Similar to the bottleneck effect, the founder's effect can also cause allele fixation. The founder effect occurs when a small founding population is moved to a new area and propagates the future population. This can be seen in the Alces alces moose population in Newfoundland, Canada. Moose are not native to Newfoundland, and in 1878 and 1904 six total moose were introduced to the island. The six founding moose propagated the current population of an estimated 4000-6000 moose. This has had dramatic effects on the offspring of the founding moose and has led to a great decrease in genetic variability within the Newfoundland moose population as compared to the mainland population.

Other random processes such as genetic drift can lead to fixation. Through these random processes, some random individuals or alleles are removed from the population. These random fluctuations within the allele frequencies can lead to the fixation or loss of certain alleles within a population. To the right is an image that shows through successive generations; the allele frequencies fluctuate randomly within a population. The smaller the population size, the faster fixation or loss of alleles will occur. However, all populations are driven to allele fixation and it is inevitable; it just takes varying amounts of time for this to occur due to population size.

Some other causes of allele fixation are inbreeding, as this decreases the genetic variability of the population and therefore decreases the effective population size. This allows genetic drift to cause fixation faster than anticipated.

Isolation can also cause fixation, as it prevents the influx of new variable alleles into the population.
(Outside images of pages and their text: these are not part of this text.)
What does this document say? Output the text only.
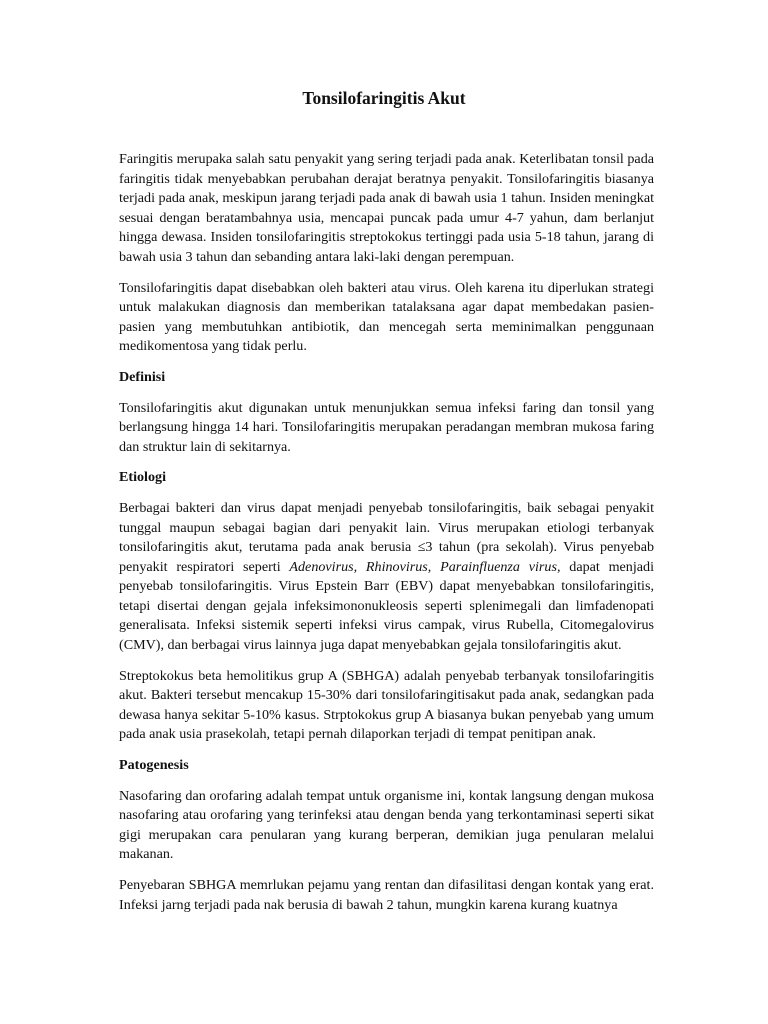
Tonsilofaringitis Akut

Faringitis merupaka salah satu penyakit yang sering terjadi pada anak. Keterlibatan tonsil pada faringitis tidak menyebabkan perubahan derajat beratnya penyakit. Tonsilofaringitis biasanya terjadi pada anak, meskipun jarang terjadi pada anak di bawah usia 1 tahun. Insiden meningkat sesuai dengan beratambahnya usia, mencapai puncak pada umur 4-7 yahun, dam berlanjut hingga dewasa. Insiden tonsilofaringitis streptokokus tertinggi pada usia 5-18 tahun, jarang di bawah usia 3 tahun dan sebanding antara laki-laki dengan perempuan.

Tonsilofaringitis dapat disebabkan oleh bakteri atau virus. Oleh karena itu diperlukan strategi untuk malakukan diagnosis dan memberikan tatalaksana agar dapat membedakan pasien-pasien yang membutuhkan antibiotik, dan mencegah serta meminimalkan penggunaan medikomentosa yang tidak perlu.

Definisi

Tonsilofaringitis akut digunakan untuk menunjukkan semua infeksi faring dan tonsil yang berlangsung hingga 14 hari. Tonsilofaringitis merupakan peradangan membran mukosa faring dan struktur lain di sekitarnya.

Etiologi

Berbagai bakteri dan virus dapat menjadi penyebab tonsilofaringitis, baik sebagai penyakit tunggal maupun sebagai bagian dari penyakit lain. Virus merupakan etiologi terbanyak tonsilofaringitis akut, terutama pada anak berusia ≤3 tahun (pra sekolah). Virus penyebab penyakit respiratori seperti Adenovirus, Rhinovirus, Parainfluenza virus, dapat menjadi penyebab tonsilofaringitis. Virus Epstein Barr (EBV) dapat menyebabkan tonsilofaringitis, tetapi disertai dengan gejala infeksimononukleosis seperti splenimegali dan limfadenopati generalisata. Infeksi sistemik seperti infeksi virus campak, virus Rubella, Citomegalovirus (CMV), dan berbagai virus lainnya juga dapat menyebabkan gejala tonsilofaringitis akut.

Streptokokus beta hemolitikus grup A (SBHGA) adalah penyebab terbanyak tonsilofaringitis akut. Bakteri tersebut mencakup 15-30% dari tonsilofaringitisakut pada anak, sedangkan pada dewasa hanya sekitar 5-10% kasus. Strptokokus grup A biasanya bukan penyebab yang umum pada anak usia prasekolah, tetapi pernah dilaporkan terjadi di tempat penitipan anak.

Patogenesis

Nasofaring dan orofaring adalah tempat untuk organisme ini, kontak langsung dengan mukosa nasofaring atau orofaring yang terinfeksi atau dengan benda yang terkontaminasi seperti sikat gigi merupakan cara penularan yang kurang berperan, demikian juga penularan melalui makanan.

Penyebaran SBHGA memrlukan pejamu yang rentan dan difasilitasi dengan kontak yang erat. Infeksi jarng terjadi pada nak berusia di bawah 2 tahun, mungkin karena kurang kuatnya
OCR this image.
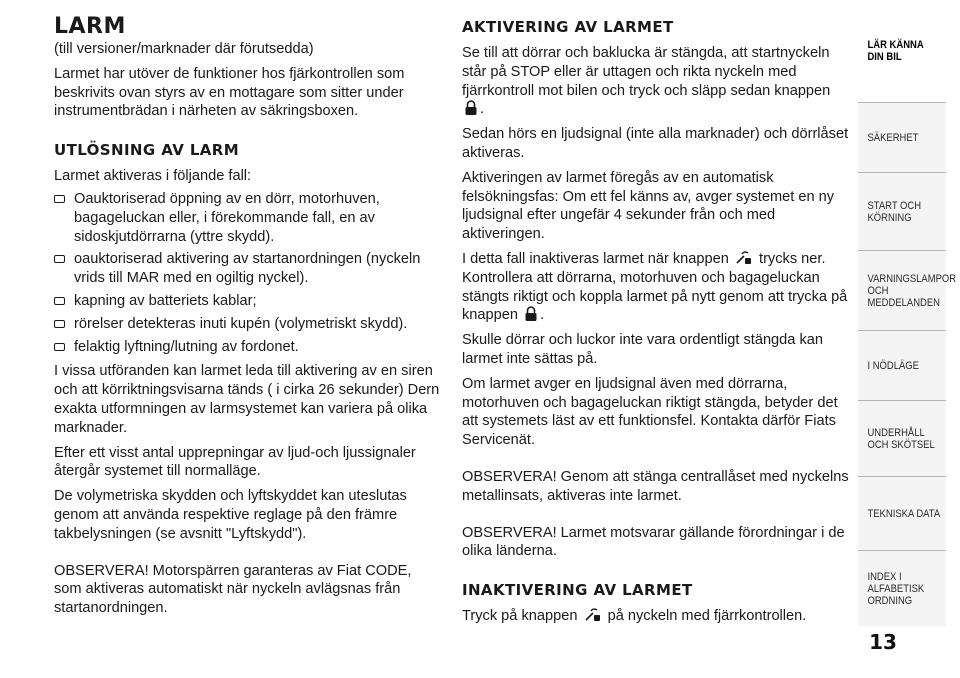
LARM

(till versioner/marknader där förutsedda)

Larmet har utöver de funktioner hos fjärkontrollen som beskrivits ovan styrs av en mottagare som sitter under instrumentbrädan i närheten av säkringsboxen.

UTLÖSNING AV LARM

Larmet aktiveras i följande fall:

Oauktoriserad öppning av en dörr, motorhuven, bagageluckan eller, i förekommande fall, en av sidoskjutdörrarna (yttre skydd).
oauktoriserad aktivering av startanordningen (nyckeln vrids till MAR med en ogiltig nyckel).
kapning av batteriets kablar;
rörelser detekteras inuti kupén (volymetriskt skydd).
felaktig lyftning/lutning av fordonet.

I vissa utföranden kan larmet leda till aktivering av en siren och att körriktningsvisarna tänds ( i cirka 26 sekunder) Dern exakta utformningen av larmsystemet kan variera på olika marknader.

Efter ett visst antal upprepningar av ljud-och ljussignaler återgår systemet till normalläge.

De volymetriska skydden och lyftskyddet kan uteslutas genom att använda respektive reglage på den främre takbelysningen (se avsnitt "Lyftskydd").

OBSERVERA! Motorspärren garanteras av Fiat CODE, som aktiveras automatiskt när nyckeln avlägsnas från startanordningen.

AKTIVERING AV LARMET

Se till att dörrar och baklucka är stängda, att startnyckeln står på STOP eller är uttagen och rikta nyckeln med fjärrkontroll mot bilen och tryck och släpp sedan knappen
.

Sedan hörs en ljudsignal (inte alla marknader) och dörrlåset aktiveras.

Aktiveringen av larmet föregås av en automatisk felsökningsfas: Om ett fel känns av, avger systemet en ny ljudsignal efter ungefär 4 sekunder från och med aktiveringen.

I detta fall inaktiveras larmet när knappen trycks ner. Kontrollera att dörrarna, motorhuven och bagageluckan stängts riktigt och koppla larmet på nytt genom att trycka på knappen .

Skulle dörrar och luckor inte vara ordentligt stängda kan larmet inte sättas på.

Om larmet avger en ljudsignal även med dörrarna, motorhuven och bagageluckan riktigt stängda, betyder det att systemets läst av ett funktionsfel. Kontakta därför Fiats Servicenät.

OBSERVERA! Genom att stänga centrallåset med nyckelns metallinsats, aktiveras inte larmet.

OBSERVERA! Larmet motsvarar gällande förordningar i de olika länderna.

INAKTIVERING AV LARMET

Tryck på knappen på nyckeln med fjärrkontrollen.

LÄR KÄNNA DIN BIL
SÄKERHET
START OCH KÖRNING
VARNINGSLAMPOR OCH MEDDELANDEN
I NÖDLÄGE
UNDERHÅLL OCH SKÖTSEL
TEKNISKA DATA
INDEX I ALFABETISK ORDNING
13
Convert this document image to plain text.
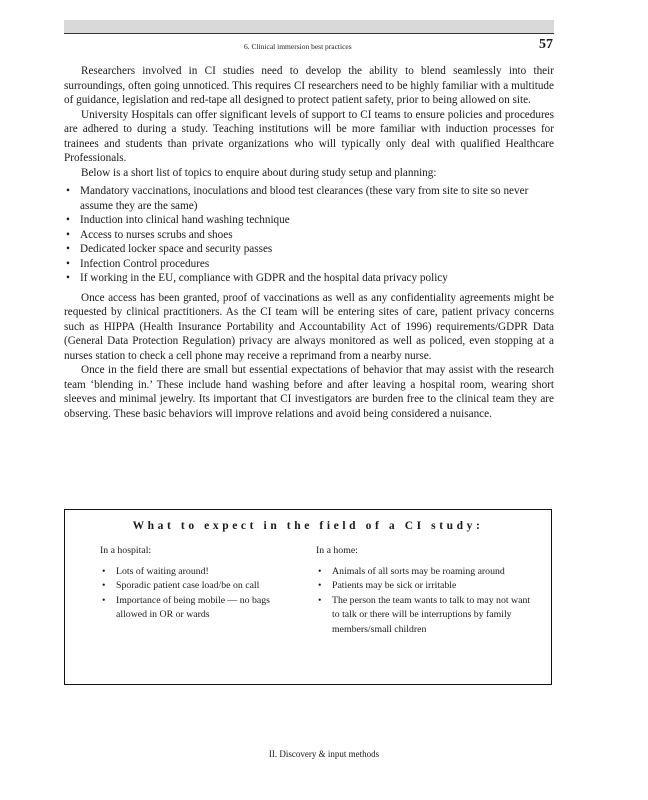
6. Clinical immersion best practices	57

Researchers involved in CI studies need to develop the ability to blend seamlessly into their surroundings, often going unnoticed. This requires CI researchers need to be highly familiar with a multitude of guidance, legislation and red-tape all designed to protect patient safety, prior to being allowed on site.

University Hospitals can offer significant levels of support to CI teams to ensure policies and procedures are adhered to during a study. Teaching institutions will be more familiar with induction processes for trainees and students than private organizations who will typically only deal with qualified Healthcare Professionals.

Below is a short list of topics to enquire about during study setup and planning:

• Mandatory vaccinations, inoculations and blood test clearances (these vary from site to site so never assume they are the same)
• Induction into clinical hand washing technique
• Access to nurses scrubs and shoes
• Dedicated locker space and security passes
• Infection Control procedures
• If working in the EU, compliance with GDPR and the hospital data privacy policy

Once access has been granted, proof of vaccinations as well as any confidentiality agreements might be requested by clinical practitioners. As the CI team will be entering sites of care, patient privacy concerns such as HIPPA (Health Insurance Portability and Accountability Act of 1996) requirements/GDPR Data (General Data Protection Regulation) privacy are always monitored as well as policed, even stopping at a nurses station to check a cell phone may receive a reprimand from a nearby nurse.

Once in the field there are small but essential expectations of behavior that may assist with the research team ‘blending in.’ These include hand washing before and after leaving a hospital room, wearing short sleeves and minimal jewelry. Its important that CI investigators are burden free to the clinical team they are observing. These basic behaviors will improve relations and avoid being considered a nuisance.

What to expect in the field of a CI study:

In a hospital:

• Lots of waiting around!
• Sporadic patient case load/be on call
• Importance of being mobile — no bags allowed in OR or wards

In a home:

• Animals of all sorts may be roaming around
• Patients may be sick or irritable
• The person the team wants to talk to may not want to talk or there will be interruptions by family members/small children
II. Discovery & input methods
This can often be seen on island populations, where the populations have a limited set of alleles. The only variability that can be added to these populations is through mutations.

== Examples ==
One example of a fixed allele is the DGAT-1 exon 8 in Anatolian buffalo. This is a non-conservative mutation in the DGAT-1 allele, which produces a protein with a lysine at position 232 instead of an alanine. This mutation produces a protein different from the wild type of protein. This mutation in cattle affects milk production. Investigation into three water buffalo populations revealed four different haplotypes each having a single nucleotide polymorphism (SNP), however, all of these SNPs were conservative mutations, causing no change in protein production. All populations of Anatolian buffalo studied had the non-conservative lysine mutation at 232, leading to the conclusion that this DGAT-1 allele mutation is fixed within the populations.

The Parnassius apollo butterfly is classified as a threatened species, having many disjointed populations in the Western Palaearctic region. The population in the Mosel Valley of Germany has been genetically characterized and had been shown to have six long-term monomorphic microsatellites. Six microsatellites were examined by looking at the current population in 2008 as well as museum samples from 1895 to 1989. One of the microsatellite alleles examined has become fixed within the population before 1895. For the current population, all six microsatellites as well as all sixteen alloenzymes analyzed were fixed.

Fixed alleles can often be deleterious to populations, especially when there is small population size and low genetic variability. For example, the California Channel Island Fox (Urocyon littoralis) has the most monomorphic population ever reported for a sexually reproducing animal. During the 1990s the Island Fox experienced disastrous population decline, leading to near extinction. This population decline was caused in part by the canine distemper virus. The foxes were susceptible to this virus, and many were killed due to their genetic similarity. The introduction of a predator, the golden eagle, was also attributed to this population decline. With current conservation efforts, the population is in recovery.